Effects of saturated long-chain N-acylethanolamines on voltage-dependent Ca2+ fluxes in rabbit T-tubule membranes

The effects of saturated long-chain (C: 16–22) N-acylethanolamines and a series of saturated fatty acids with the same length of carbon chains were investigated on depolarization-induced 45Ca2+ fluxes mediated by voltage-dependent Ca2+ channels in transverse tubule membrane vesicles from rabbit skeletal muscle. Vesicles were loaded with 45Ca2+ and membrane potentials were generated by establishing potassium gradients across the vesicle using the ionophore valinomycin. Arachidonoylethanolamide and docosaenoylethanolamide but not palmitoylethanolamide and stearoylethanolamide (all 10 μM) caused a significant inhibition of depolarization-induced 45Ca2+ fluxes and specific binding of [3H]Isradipine to transverse tubule membranes. On the other hand, saturated fatty acids including palmitic, stearic, arachidic, and docosanoic acids (all 10 μM) were ineffective in functional and radioligand binding experiments. Additional experiments using endocannabinoid metabolites suggested that whereas ethanolamine and arachidic acids were ineffective, arachidonoylethanolamide inhibited Ca2+ effluxes and specific binding of [3H]Isradipine.
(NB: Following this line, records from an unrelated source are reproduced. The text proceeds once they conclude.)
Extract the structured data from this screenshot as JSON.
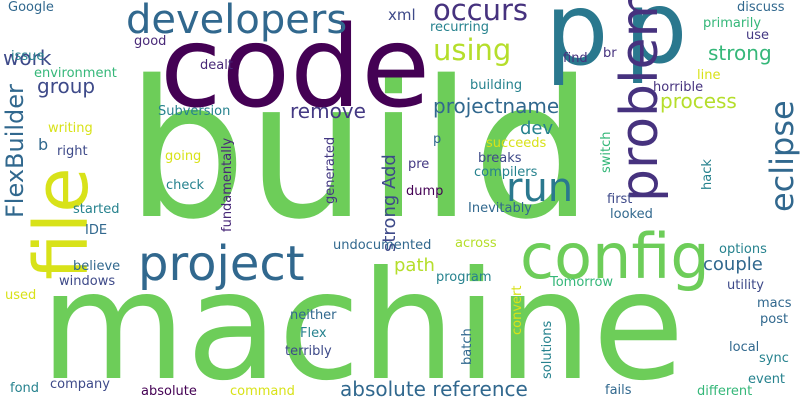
{
  "words": [
    {
      "text": "build",
      "color": "#6dcd59",
      "vertical": false
    },
    {
      "text": "machine",
      "color": "#6dcd59",
      "vertical": false
    },
    {
      "text": "code",
      "color": "#440154",
      "vertical": false
    },
    {
      "text": "p",
      "color": "#2a788e",
      "vertical": false
    },
    {
      "text": "p",
      "color": "#2a788e",
      "vertical": false
    },
    {
      "text": "file",
      "color": "#d8e219",
      "vertical": true
    },
    {
      "text": "config",
      "color": "#6dcd59",
      "vertical": false
    },
    {
      "text": "problem",
      "color": "#46327e",
      "vertical": true
    },
    {
      "text": "project",
      "color": "#31688e",
      "vertical": false
    },
    {
      "text": "developers",
      "color": "#31688e",
      "vertical": false
    },
    {
      "text": "run",
      "color": "#2a788e",
      "vertical": false
    },
    {
      "text": "eclipse",
      "color": "#31688e",
      "vertical": true
    },
    {
      "text": "FlexBuilder",
      "color": "#31688e",
      "vertical": true
    },
    {
      "text": "using",
      "color": "#b5de2b",
      "vertical": false
    },
    {
      "text": "occurs",
      "color": "#46327e",
      "vertical": false
    },
    {
      "text": "absolute reference",
      "color": "#31688e",
      "vertical": false
    },
    {
      "text": "projectname",
      "color": "#31688e",
      "vertical": false
    },
    {
      "text": "process",
      "color": "#b5de2b",
      "vertical": false
    },
    {
      "text": "strong",
      "color": "#35b779",
      "vertical": false
    },
    {
      "text": "group",
      "color": "#3e4a89",
      "vertical": false
    },
    {
      "text": "work",
      "color": "#3e4a89",
      "vertical": false
    },
    {
      "text": "remove",
      "color": "#443983",
      "vertical": false
    },
    {
      "text": "couple",
      "color": "#31688e",
      "vertical": false
    },
    {
      "text": "path",
      "color": "#b5de2b",
      "vertical": false
    },
    {
      "text": "strong Add",
      "color": "#3e4a89",
      "vertical": true
    },
    {
      "text": "dev",
      "color": "#26828e",
      "vertical": false
    },
    {
      "text": "xml",
      "color": "#3e4a89",
      "vertical": false
    },
    {
      "text": "Google",
      "color": "#31688e",
      "vertical": false
    },
    {
      "text": "recurring",
      "color": "#26828e",
      "vertical": false
    },
    {
      "text": "discuss",
      "color": "#31688e",
      "vertical": false
    },
    {
      "text": "primarily",
      "color": "#35b779",
      "vertical": false
    },
    {
      "text": "use",
      "color": "#443983",
      "vertical": false
    },
    {
      "text": "good",
      "color": "#482878",
      "vertical": false
    },
    {
      "text": "issue",
      "color": "#26828e",
      "vertical": false
    },
    {
      "text": "environment",
      "color": "#35b779",
      "vertical": false
    },
    {
      "text": "dealt",
      "color": "#482878",
      "vertical": false
    },
    {
      "text": "find",
      "color": "#46327e",
      "vertical": false
    },
    {
      "text": "br",
      "color": "#46327e",
      "vertical": false
    },
    {
      "text": "line",
      "color": "#d8e219",
      "vertical": false
    },
    {
      "text": "building",
      "color": "#26828e",
      "vertical": false
    },
    {
      "text": "horrible",
      "color": "#46327e",
      "vertical": false
    },
    {
      "text": "Subversion",
      "color": "#26828e",
      "vertical": false
    },
    {
      "text": "writing",
      "color": "#d8e219",
      "vertical": false
    },
    {
      "text": "right",
      "color": "#3e4a89",
      "vertical": false
    },
    {
      "text": "b",
      "color": "#31688e",
      "vertical": false
    },
    {
      "text": "p",
      "color": "#31688e",
      "vertical": false
    },
    {
      "text": "succeeds",
      "color": "#d8e219",
      "vertical": false
    },
    {
      "text": "breaks",
      "color": "#3e4a89",
      "vertical": false
    },
    {
      "text": "compilers",
      "color": "#26828e",
      "vertical": false
    },
    {
      "text": "pre",
      "color": "#443983",
      "vertical": false
    },
    {
      "text": "dump",
      "color": "#440154",
      "vertical": false
    },
    {
      "text": "going",
      "color": "#d8e219",
      "vertical": false
    },
    {
      "text": "check",
      "color": "#26828e",
      "vertical": false
    },
    {
      "text": "fundamentally",
      "color": "#482878",
      "vertical": true
    },
    {
      "text": "generated",
      "color": "#443983",
      "vertical": true
    },
    {
      "text": "started",
      "color": "#26828e",
      "vertical": false
    },
    {
      "text": "Inevitably",
      "color": "#31688e",
      "vertical": false
    },
    {
      "text": "first",
      "color": "#3e4a89",
      "vertical": false
    },
    {
      "text": "looked",
      "color": "#31688e",
      "vertical": false
    },
    {
      "text": "switch",
      "color": "#35b779",
      "vertical": true
    },
    {
      "text": "hack",
      "color": "#26828e",
      "vertical": true
    },
    {
      "text": "IDE",
      "color": "#31688e",
      "vertical": false
    },
    {
      "text": "undocumented",
      "color": "#31688e",
      "vertical": false
    },
    {
      "text": "across",
      "color": "#b5de2b",
      "vertical": false
    },
    {
      "text": "options",
      "color": "#26828e",
      "vertical": false
    },
    {
      "text": "believe",
      "color": "#31688e",
      "vertical": false
    },
    {
      "text": "program",
      "color": "#26828e",
      "vertical": false
    },
    {
      "text": "Tomorrow",
      "color": "#35b779",
      "vertical": false
    },
    {
      "text": "utility",
      "color": "#3e4a89",
      "vertical": false
    },
    {
      "text": "windows",
      "color": "#3e4a89",
      "vertical": false
    },
    {
      "text": "used",
      "color": "#d8e219",
      "vertical": false
    },
    {
      "text": "convert",
      "color": "#d8e219",
      "vertical": true
    },
    {
      "text": "macs",
      "color": "#31688e",
      "vertical": false
    },
    {
      "text": "post",
      "color": "#31688e",
      "vertical": false
    },
    {
      "text": "neither",
      "color": "#31688e",
      "vertical": false
    },
    {
      "text": "Flex",
      "color": "#26828e",
      "vertical": false
    },
    {
      "text": "terribly",
      "color": "#3e4a89",
      "vertical": false
    },
    {
      "text": "batch",
      "color": "#31688e",
      "vertical": true
    },
    {
      "text": "solutions",
      "color": "#26828e",
      "vertical": true
    },
    {
      "text": "local",
      "color": "#31688e",
      "vertical": false
    },
    {
      "text": "sync",
      "color": "#26828e",
      "vertical": false
    },
    {
      "text": "event",
      "color": "#26828e",
      "vertical": false
    },
    {
      "text": "fond",
      "color": "#26828e",
      "vertical": false
    },
    {
      "text": "company",
      "color": "#3e4a89",
      "vertical": false
    },
    {
      "text": "absolute",
      "color": "#440154",
      "vertical": false
    },
    {
      "text": "command",
      "color": "#d8e219",
      "vertical": false
    },
    {
      "text": "fails",
      "color": "#31688e",
      "vertical": false
    },
    {
      "text": "different",
      "color": "#35b779",
      "vertical": false
    }
  ]
}
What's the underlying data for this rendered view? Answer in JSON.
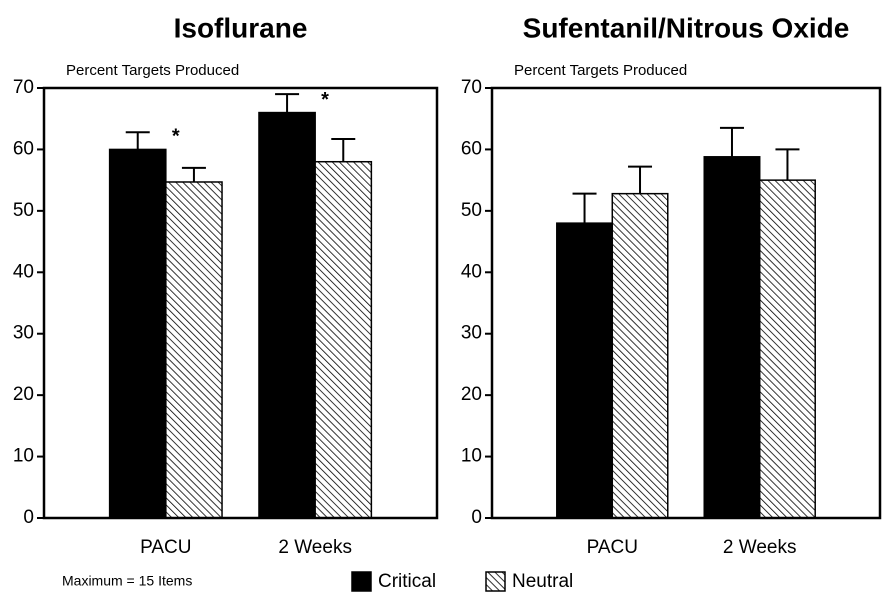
{
  "chart_data": [
    {
      "type": "bar",
      "title": "Isoflurane",
      "ylabel": "Percent Targets Produced",
      "categories": [
        "PACU",
        "2  Weeks"
      ],
      "series": [
        {
          "name": "Critical",
          "color": "#000000",
          "values": [
            60,
            66
          ],
          "errors": [
            2.8,
            3
          ]
        },
        {
          "name": "Neutral",
          "color": "#000000",
          "pattern": "hatch",
          "values": [
            54.7,
            58
          ],
          "errors": [
            2.3,
            3.7
          ]
        }
      ],
      "annotations": [
        "*",
        "*"
      ],
      "ylim": [
        0,
        70
      ],
      "yticks": [
        0,
        10,
        20,
        30,
        40,
        50,
        60,
        70
      ],
      "footnote": "Maximum = 15 Items"
    },
    {
      "type": "bar",
      "title": "Sufentanil/Nitrous Oxide",
      "ylabel": "Percent Targets Produced",
      "categories": [
        "PACU",
        "2  Weeks"
      ],
      "series": [
        {
          "color": "#000000",
          "values": [
            48,
            58.8
          ],
          "errors": [
            4.8,
            4.7
          ]
        },
        {
          "color": "#000000",
          "pattern": "hatch",
          "values": [
            52.8,
            55
          ],
          "errors": [
            4.4,
            5
          ]
        }
      ],
      "ylim": [
        0,
        70
      ],
      "yticks": [
        0,
        10,
        20,
        30,
        40,
        50,
        60,
        70
      ]
    }
  ]
}
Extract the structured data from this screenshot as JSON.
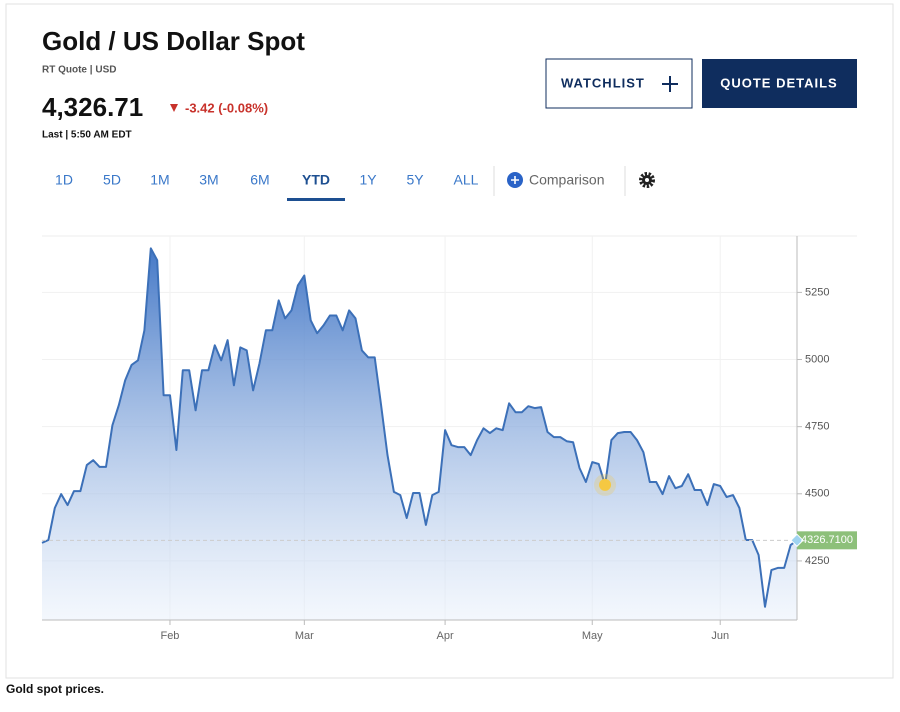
{
  "header": {
    "title": "Gold / US Dollar Spot",
    "quote_type": "RT Quote | USD",
    "price": "4,326.71",
    "change": "-3.42 (-0.08%)",
    "last_time": "Last | 5:50 AM EDT",
    "watchlist_button": "WATCHLIST",
    "details_button": "QUOTE DETAILS"
  },
  "tabs": [
    {
      "label": "1D"
    },
    {
      "label": "5D"
    },
    {
      "label": "1M"
    },
    {
      "label": "3M"
    },
    {
      "label": "6M"
    },
    {
      "label": "YTD",
      "selected": true
    },
    {
      "label": "1Y"
    },
    {
      "label": "5Y"
    },
    {
      "label": "ALL"
    }
  ],
  "comparison": "Comparison",
  "caption": "Gold spot prices.",
  "chart_data": {
    "type": "area",
    "color": "#3c70b8",
    "grid": true,
    "ylim": [
      4030,
      5460
    ],
    "yticks": [
      4250,
      4500,
      4750,
      5000,
      5250
    ],
    "highlight": {
      "index": 88,
      "color": "#f5c842"
    },
    "categories": [
      null,
      null,
      null,
      null,
      null,
      null,
      null,
      null,
      null,
      null,
      null,
      null,
      null,
      null,
      null,
      null,
      null,
      null,
      null,
      null,
      "Feb",
      null,
      null,
      null,
      null,
      null,
      null,
      null,
      null,
      null,
      null,
      null,
      null,
      null,
      null,
      null,
      null,
      null,
      null,
      null,
      null,
      "Mar",
      null,
      null,
      null,
      null,
      null,
      null,
      null,
      null,
      null,
      null,
      null,
      null,
      null,
      null,
      null,
      null,
      null,
      null,
      null,
      null,
      null,
      "Apr",
      null,
      null,
      null,
      null,
      null,
      null,
      null,
      null,
      null,
      null,
      null,
      null,
      null,
      null,
      null,
      null,
      null,
      null,
      null,
      null,
      null,
      null,
      "May",
      null,
      null,
      null,
      null,
      null,
      null,
      null,
      null,
      null,
      null,
      null,
      null,
      null,
      null,
      null,
      null,
      null,
      null,
      null,
      "Jun",
      null,
      null,
      null,
      null,
      null,
      null,
      null,
      null,
      null,
      null,
      null,
      null
    ],
    "values": [
      4317,
      4328,
      4447,
      4499,
      4458,
      4510,
      4510,
      4607,
      4625,
      4600,
      4600,
      4755,
      4830,
      4923,
      4980,
      4997,
      5109,
      5414,
      5370,
      4867,
      4867,
      4663,
      4960,
      4960,
      4811,
      4960,
      4960,
      5053,
      4997,
      5072,
      4904,
      5045,
      5034,
      4885,
      4986,
      5109,
      5109,
      5220,
      5153,
      5183,
      5276,
      5313,
      5146,
      5098,
      5127,
      5164,
      5164,
      5109,
      5183,
      5153,
      5034,
      5008,
      5008,
      4830,
      4644,
      4507,
      4495,
      4410,
      4503,
      4503,
      4384,
      4495,
      4507,
      4737,
      4681,
      4674,
      4674,
      4644,
      4700,
      4744,
      4726,
      4744,
      4737,
      4837,
      4804,
      4804,
      4826,
      4819,
      4823,
      4730,
      4711,
      4711,
      4696,
      4692,
      4596,
      4544,
      4618,
      4611,
      4533,
      4700,
      4726,
      4730,
      4730,
      4700,
      4655,
      4544,
      4544,
      4499,
      4566,
      4521,
      4529,
      4573,
      4514,
      4514,
      4458,
      4536,
      4529,
      4488,
      4495,
      4447,
      4328,
      4328,
      4272,
      4079,
      4216,
      4224,
      4224,
      4309,
      4326.71
    ],
    "value_labels": [
      null,
      null,
      null,
      null,
      null,
      null,
      null,
      null,
      null,
      null,
      null,
      null,
      null,
      null,
      null,
      null,
      null,
      null,
      null,
      null,
      null,
      null,
      null,
      null,
      null,
      null,
      null,
      null,
      null,
      null,
      null,
      null,
      null,
      null,
      null,
      null,
      null,
      null,
      null,
      null,
      null,
      null,
      null,
      null,
      null,
      null,
      null,
      null,
      null,
      null,
      null,
      null,
      null,
      null,
      null,
      null,
      null,
      null,
      null,
      null,
      null,
      null,
      null,
      null,
      null,
      null,
      null,
      null,
      null,
      null,
      null,
      null,
      null,
      null,
      null,
      null,
      null,
      null,
      null,
      null,
      null,
      null,
      null,
      null,
      null,
      null,
      null,
      null,
      null,
      null,
      null,
      null,
      null,
      null,
      null,
      null,
      null,
      null,
      null,
      null,
      null,
      null,
      null,
      null,
      null,
      null,
      null,
      null,
      null,
      null,
      null,
      null,
      null,
      null,
      null,
      null,
      null,
      null,
      "4326.7100"
    ]
  }
}
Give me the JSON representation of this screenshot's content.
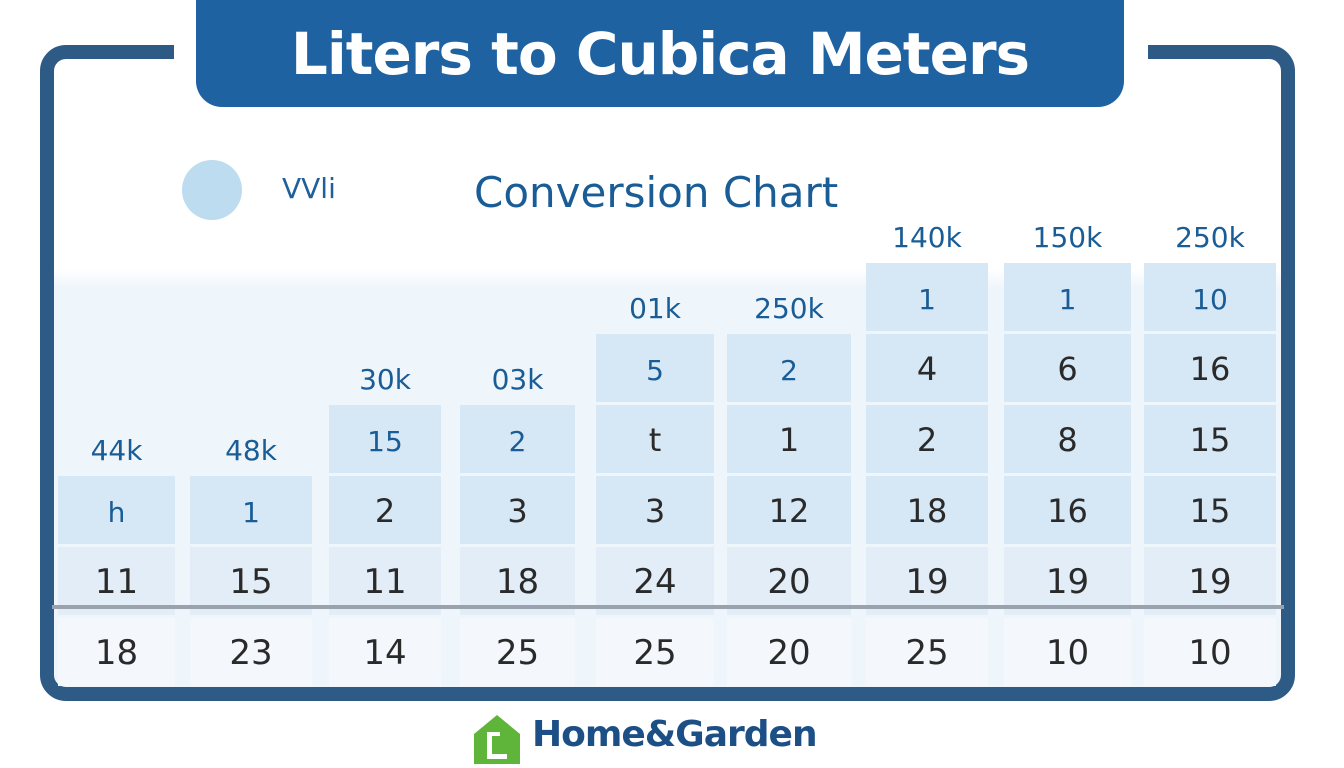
{
  "title": "Liters to Cubica Meters",
  "subtitle": "Conversion Chart",
  "legend_label": "VVli",
  "footer": {
    "brand": "Home&Garden"
  },
  "colors": {
    "banner": "#1f62a2",
    "frame": "#2e5a86",
    "cell_light": "#d6e7f6",
    "cell_pale": "#e3eef8",
    "text_dark": "#2a2a2a",
    "text_blue": "#1a5d96",
    "logo_green": "#5fb53a"
  },
  "chart_data": {
    "type": "table",
    "title": "Conversion Chart",
    "columns": [
      {
        "header": "44k",
        "values": [
          "h",
          "11",
          "18"
        ]
      },
      {
        "header": "48k",
        "values": [
          "1",
          "15",
          "23"
        ]
      },
      {
        "header": "30k",
        "values": [
          "15",
          "2",
          "11",
          "14"
        ]
      },
      {
        "header": "03k",
        "values": [
          "2",
          "3",
          "18",
          "25"
        ]
      },
      {
        "header": "01k",
        "values": [
          "5",
          "t",
          "3",
          "24",
          "25"
        ]
      },
      {
        "header": "250k",
        "values": [
          "2",
          "1",
          "12",
          "20",
          "20"
        ]
      },
      {
        "header": "140k",
        "values": [
          "1",
          "4",
          "2",
          "18",
          "19",
          "25"
        ]
      },
      {
        "header": "150k",
        "values": [
          "1",
          "6",
          "8",
          "16",
          "19",
          "10"
        ]
      },
      {
        "header": "250k",
        "values": [
          "10",
          "16",
          "15",
          "15",
          "19",
          "10"
        ]
      }
    ]
  }
}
Further studies indicated that only those fatty acids containing ethanolamine as a head group and having a chain length of more than 18 carbons were effective in inhibiting depolarization-induced Ca2+ effluxes and specific binding of [3H]Isradipine. In conclusion, results indicate that depending on the chain length and the head group of fatty acid, N-acylethanolamines have differential effects on the function of voltage-dependent Ca2+ channels and on the specific binding of [3H]Isradipine in skeletal muscle membranes.